Seslice nefes aldı ve aynı şekilde geri verdi. Sonra ellerini birleştirdi fakat hiçbir şey söylemedi. "Babam meğer senin korumak istediğin adammış. O koca düşmanlar babamın peşindeymiş. Biz de onun korumalığını üstlenmişiz."

"Ben," dedi Baray. "Ben üstlendim ve sonuçları sana sıçradı."

"Bunun olması kaçınılmaz değil miydi zaten?"

"Sen olmamalıydın!" Yükselen ses tonu içimi acıttı. "Sen olmamalıydın, Mehir. O adamın kızı olmamalıydın. Şimdi sana bir şey olacağı korkusu daha da yoğun! Ya benim yüzümden ya da babanın... Zarar göreceksin anlamıyor musun?"

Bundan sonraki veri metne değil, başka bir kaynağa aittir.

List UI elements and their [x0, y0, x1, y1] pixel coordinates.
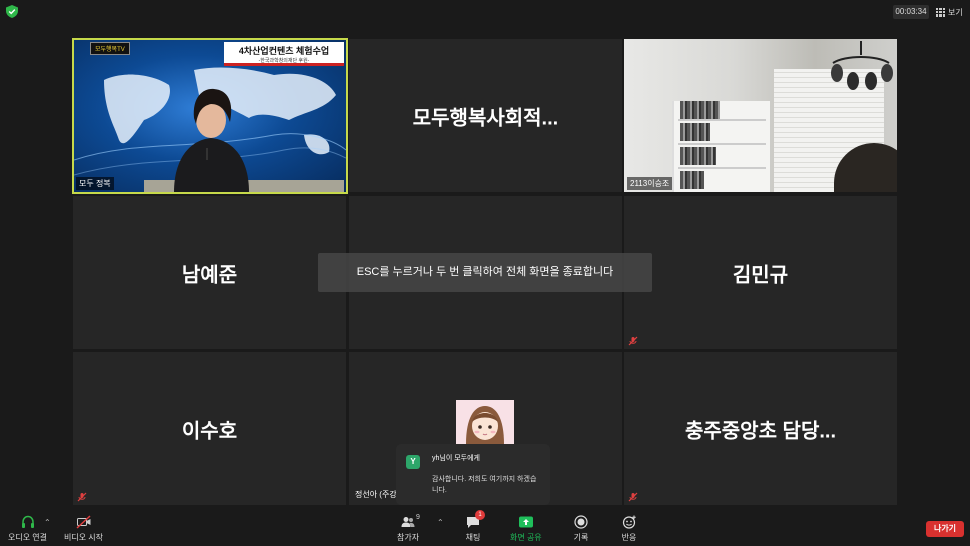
video-tile-host[interactable]: 모두행복TV 4차산업컨텐츠 체험수업 -한국과학창의재단 후원- 모두 정복	[72, 38, 348, 194]
participant-avatar	[456, 400, 514, 444]
participant-label: 2113이승조	[627, 177, 673, 190]
chat-unread-badge: 1	[475, 510, 485, 520]
video-tile-9[interactable]: 충주중앙초 담당...	[624, 352, 897, 505]
chat-label: 채팅	[465, 533, 481, 542]
participants-button[interactable]: 9 참가자	[397, 514, 420, 543]
view-button[interactable]: 보기	[936, 5, 963, 19]
participant-name: 이수호	[181, 420, 238, 442]
leave-meeting-button[interactable]: 나가기	[926, 521, 964, 537]
participants-icon	[401, 517, 415, 527]
grid-view-icon	[936, 7, 945, 17]
video-tile-3[interactable]: 2113이승조	[624, 39, 897, 192]
participant-name: 모두행복사회적...	[412, 107, 559, 129]
reaction-emoji-icon	[622, 515, 636, 529]
participant-label: 정선아 (주강	[355, 490, 397, 499]
exit-fullscreen-toast: ESC를 누르거나 두 번 클릭하여 전체 화면을 종료합니다	[318, 253, 652, 292]
video-tile-4[interactable]: 남예준	[73, 196, 346, 349]
video-tile-2[interactable]: 모두행복사회적...	[349, 39, 622, 192]
muted-mic-icon	[77, 492, 87, 502]
participant-video-feed	[624, 39, 897, 192]
view-label: 보기	[948, 7, 963, 17]
start-video-label: 비디오 시작	[64, 533, 104, 542]
share-screen-label: 화면 공유	[510, 533, 542, 542]
video-tile-6[interactable]: 김민규	[624, 196, 897, 349]
participants-options-caret[interactable]: ⌃	[437, 518, 444, 527]
share-screen-icon	[518, 516, 533, 528]
meeting-toolbar: 오디오 연결 ⌃ 비디오 시작 9 참가자 ⌃ 1 채팅 화면 공유 기록 반응…	[0, 508, 970, 546]
headline-subtitle: -한국과학창의재단 후원-	[258, 58, 310, 64]
reactions-button[interactable]: 반응	[621, 514, 637, 543]
chat-message: 감사합니다. 저희도 여기까지 하겠습니다.	[432, 476, 537, 494]
join-audio-button[interactable]: 오디오 연결	[8, 514, 47, 543]
participant-name: 남예준	[181, 264, 238, 286]
chat-button[interactable]: 1 채팅	[465, 510, 485, 543]
participant-label: 모두 정복	[76, 177, 114, 190]
headphones-icon	[21, 515, 34, 528]
host-video-feed: 모두행복TV 4차산업컨텐츠 체험수업 -한국과학창의재단 후원-	[74, 40, 346, 192]
share-screen-button[interactable]: 화면 공유	[510, 514, 542, 543]
record-label: 기록	[573, 533, 589, 542]
participant-name: 김민규	[732, 264, 789, 286]
record-icon	[574, 515, 588, 529]
headline-banner: 4차산업컨텐츠 체험수업 -한국과학창의재단 후원-	[224, 42, 344, 66]
channel-logo: 모두행복TV	[90, 42, 130, 55]
chat-sender: yh님이 모두에게	[432, 455, 480, 462]
muted-mic-icon	[628, 336, 638, 346]
chat-notification-popup[interactable]: Y yh님이 모두에게 감사합니다. 저희도 여기까지 하겠습니다.	[396, 444, 550, 505]
audio-options-caret[interactable]: ⌃	[44, 518, 51, 527]
participants-label: 참가자	[397, 533, 420, 542]
participant-name: 충주중앙초 담당...	[684, 420, 837, 442]
video-off-icon	[76, 515, 91, 529]
security-shield-icon[interactable]	[6, 5, 18, 18]
chandelier	[831, 41, 893, 90]
record-button[interactable]: 기록	[573, 514, 589, 543]
sender-avatar: Y	[406, 455, 420, 469]
video-tile-7[interactable]: 이수호	[73, 352, 346, 505]
headline-title: 4차산업컨텐츠 체험수업	[238, 46, 330, 56]
muted-mic-icon	[628, 492, 638, 502]
bookshelf	[672, 101, 770, 192]
meeting-timer: 00:03:34	[893, 5, 929, 19]
reactions-label: 반응	[621, 533, 637, 542]
join-audio-label: 오디오 연결	[8, 533, 48, 542]
start-video-button[interactable]: 비디오 시작	[64, 514, 103, 543]
participants-count: 9	[416, 514, 420, 521]
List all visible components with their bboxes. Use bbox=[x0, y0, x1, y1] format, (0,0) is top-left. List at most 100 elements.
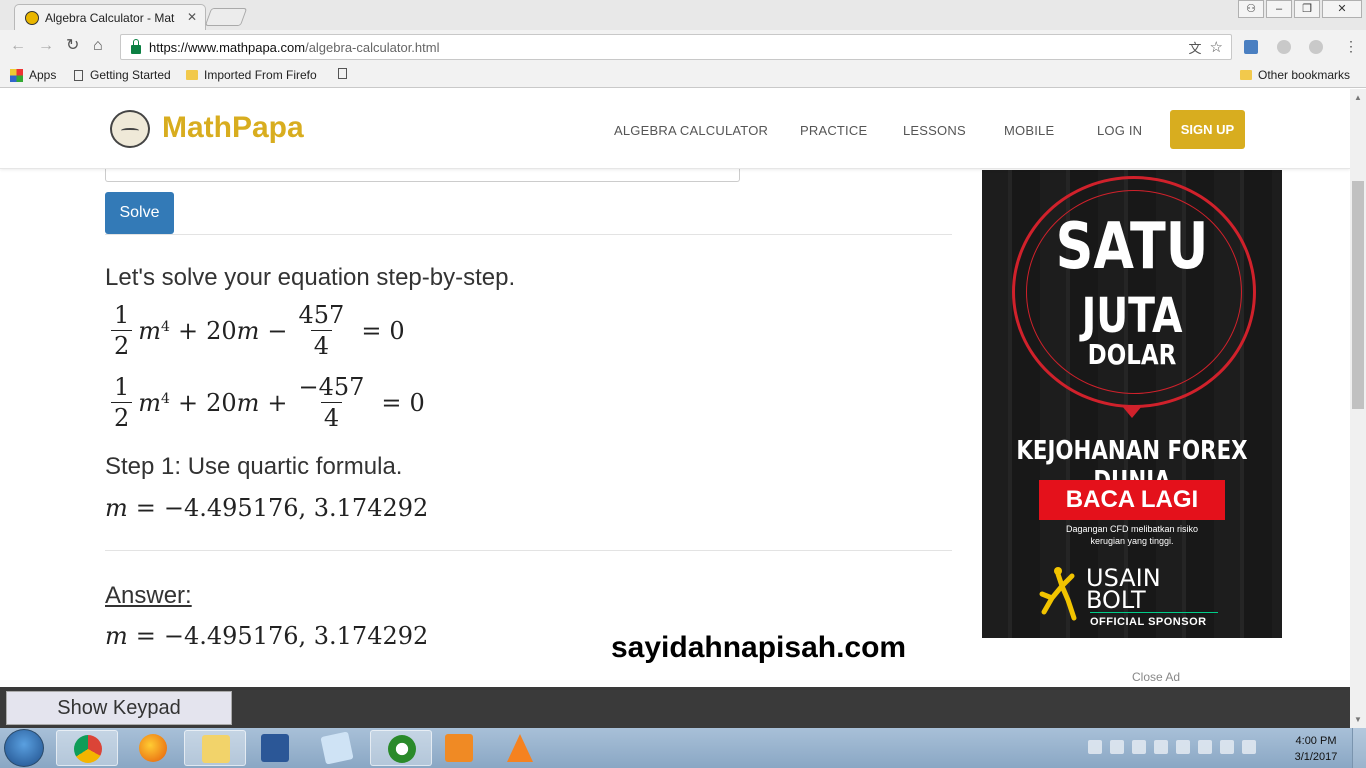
chrome-icon bbox=[74, 735, 102, 763]
equation-input[interactable] bbox=[105, 167, 740, 182]
extension-icon[interactable] bbox=[1244, 40, 1258, 54]
page-scrollbar[interactable]: ▲ ▼ bbox=[1350, 89, 1366, 728]
bookmark-page[interactable] bbox=[338, 68, 354, 79]
ad-line-3: DOLAR bbox=[1087, 338, 1177, 371]
nav-mobile[interactable]: MOBILE bbox=[1004, 123, 1054, 138]
maximize-button[interactable]: ❐ bbox=[1294, 0, 1320, 18]
folder-icon bbox=[202, 735, 230, 763]
tray-icon[interactable] bbox=[1110, 740, 1124, 754]
ad-brand-last: BOLT bbox=[1086, 586, 1146, 614]
ad-read-more-button[interactable]: BACA LAGI bbox=[1039, 480, 1225, 520]
divider bbox=[105, 234, 952, 235]
divider bbox=[105, 550, 952, 551]
taskbar-media[interactable] bbox=[428, 730, 490, 766]
bookmark-getting-started[interactable]: Getting Started bbox=[74, 68, 171, 82]
keypad-bar: Show Keypad bbox=[0, 687, 1350, 728]
word-icon bbox=[261, 734, 289, 762]
tray-icon[interactable] bbox=[1154, 740, 1168, 754]
nav-algebra-calculator[interactable]: ALGEBRA CALCULATOR bbox=[614, 123, 768, 138]
taskbar-vlc[interactable] bbox=[490, 730, 552, 766]
taskbar-chrome[interactable] bbox=[56, 730, 118, 766]
firefox-icon bbox=[139, 734, 167, 762]
mathpapa-favicon-icon bbox=[25, 10, 39, 25]
site-logo[interactable]: MathPapa bbox=[162, 111, 304, 145]
bookmark-star-icon[interactable]: ☆ bbox=[1210, 38, 1223, 56]
extension-icon[interactable] bbox=[1309, 40, 1323, 54]
tray-icon[interactable] bbox=[1198, 740, 1212, 754]
nav-practice[interactable]: PRACTICE bbox=[800, 123, 867, 138]
menu-icon[interactable]: ⋮ bbox=[1344, 38, 1358, 55]
url-path: /algebra-calculator.html bbox=[305, 39, 440, 55]
clock-time: 4:00 PM bbox=[1295, 735, 1337, 747]
answer-heading: Answer: bbox=[105, 582, 192, 609]
bookmark-label: Other bookmarks bbox=[1258, 68, 1351, 82]
ad-rule bbox=[1090, 612, 1218, 613]
page-icon bbox=[74, 69, 83, 81]
folder-icon bbox=[186, 70, 198, 80]
notes-icon bbox=[320, 731, 354, 765]
mathpapa-logo-icon[interactable] bbox=[110, 110, 150, 148]
taskbar-clock[interactable]: 4:00 PM 3/1/2017 bbox=[1290, 733, 1342, 765]
folder-icon bbox=[1240, 70, 1252, 80]
close-window-button[interactable]: ✕ bbox=[1322, 0, 1362, 18]
home-icon[interactable]: ⌂ bbox=[93, 38, 103, 54]
watermark-text: sayidahnapisah.com bbox=[611, 631, 907, 664]
other-bookmarks[interactable]: Other bookmarks bbox=[1240, 68, 1350, 82]
step-1-label: Step 1: Use quartic formula. bbox=[105, 453, 403, 480]
fraction: −457 4 bbox=[298, 373, 365, 432]
fraction: 457 4 bbox=[298, 301, 345, 360]
taskbar-notes[interactable] bbox=[306, 730, 368, 766]
tray-icon[interactable] bbox=[1088, 740, 1102, 754]
taskbar-explorer[interactable] bbox=[184, 730, 246, 766]
sign-up-button[interactable]: SIGN UP bbox=[1170, 110, 1245, 149]
reload-icon[interactable]: ↻ bbox=[66, 38, 79, 54]
translate-icon[interactable]: 文 bbox=[1189, 38, 1202, 57]
ad-disclaimer: kerugian yang tinggi. bbox=[1090, 536, 1174, 546]
site-navbar: MathPapa ALGEBRA CALCULATOR PRACTICE LES… bbox=[0, 89, 1350, 169]
step-1-result: m = −4.495176, 3.174292 bbox=[105, 494, 429, 522]
bookmark-imported[interactable]: Imported From Firefo bbox=[186, 68, 317, 82]
back-icon[interactable]: ← bbox=[10, 38, 26, 54]
vlc-icon bbox=[507, 734, 533, 762]
advertisement-banner[interactable]: SATU JUTA DOLAR KEJOHANAN FOREX DUNIA BA… bbox=[982, 170, 1282, 638]
network-icon[interactable] bbox=[1242, 740, 1256, 754]
solution-intro: Let's solve your equation step-by-step. bbox=[105, 264, 516, 291]
fraction: 12 bbox=[111, 375, 133, 430]
new-tab-button[interactable] bbox=[204, 8, 248, 26]
taskbar-network[interactable] bbox=[370, 730, 432, 766]
scrollbar-thumb[interactable] bbox=[1352, 181, 1364, 409]
extension-icon[interactable] bbox=[1277, 40, 1291, 54]
ad-sponsor-label: OFFICIAL SPONSOR bbox=[1090, 616, 1207, 628]
nav-log-in[interactable]: LOG IN bbox=[1097, 123, 1142, 138]
windows-taskbar: 4:00 PM 3/1/2017 bbox=[0, 728, 1366, 768]
usain-bolt-pose-icon bbox=[1039, 567, 1077, 621]
solve-button[interactable]: Solve bbox=[105, 192, 174, 234]
profile-icon[interactable]: ⚇ bbox=[1238, 0, 1264, 18]
bookmark-apps[interactable]: Apps bbox=[10, 68, 56, 82]
lock-icon bbox=[131, 38, 141, 54]
system-tray bbox=[1088, 740, 1256, 754]
close-tab-icon[interactable]: ✕ bbox=[187, 10, 197, 24]
bookmark-label: Imported From Firefo bbox=[204, 68, 317, 82]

"Ben en büyük zararı kendimden aldım," dediğimde kafasını yavaşça iki yana salladı. "Yapma." Sonra kollarımı tuttu. "Bunu yapma. Çünkü ölüm sandığın kadar sessiz ve sakin olmuyor."

"Bu koca kaosun içinde tek zarar görecek kişi ben miyim?" diye bağırdım. "Ne olursa olsun beni bırakmamalıydın!" Dolan gözlerim görüşümü bulanıklaştırmıştı. "Bana ölseydim keşke dediğim kadar acı yaşattın. Sen bir türlü ölememenin ne demek olduğunu bilmiyorsun!"

Gözlerimden akan yaşları görür görmez ellerini yüzüme koydu. "Yapma! Ağlama..."

"Beni tek başıma bıraktın. Sana güvendim sana sırtımı yasladım. Ben seninle umut ettim. Ben yere çakıldım! Ve ölmüyorum anlıyor musun? Israrla ölmüyorum!"

"Ölme!" dedi. "Ölmeni istemiyorum. Ama acı da çekmeni istemiyorum. Bunu sana yapamazdım, Mehir... Çünkü bunun seni yıpratacağını biliyordum. Babanın önünde sonunda bunu öğrenip önümüze aşılmaz duvarlar koyacağını biliyorum. Ona bir şey olursa her şeyin şu anki gibi olamayacağını da biliyorum."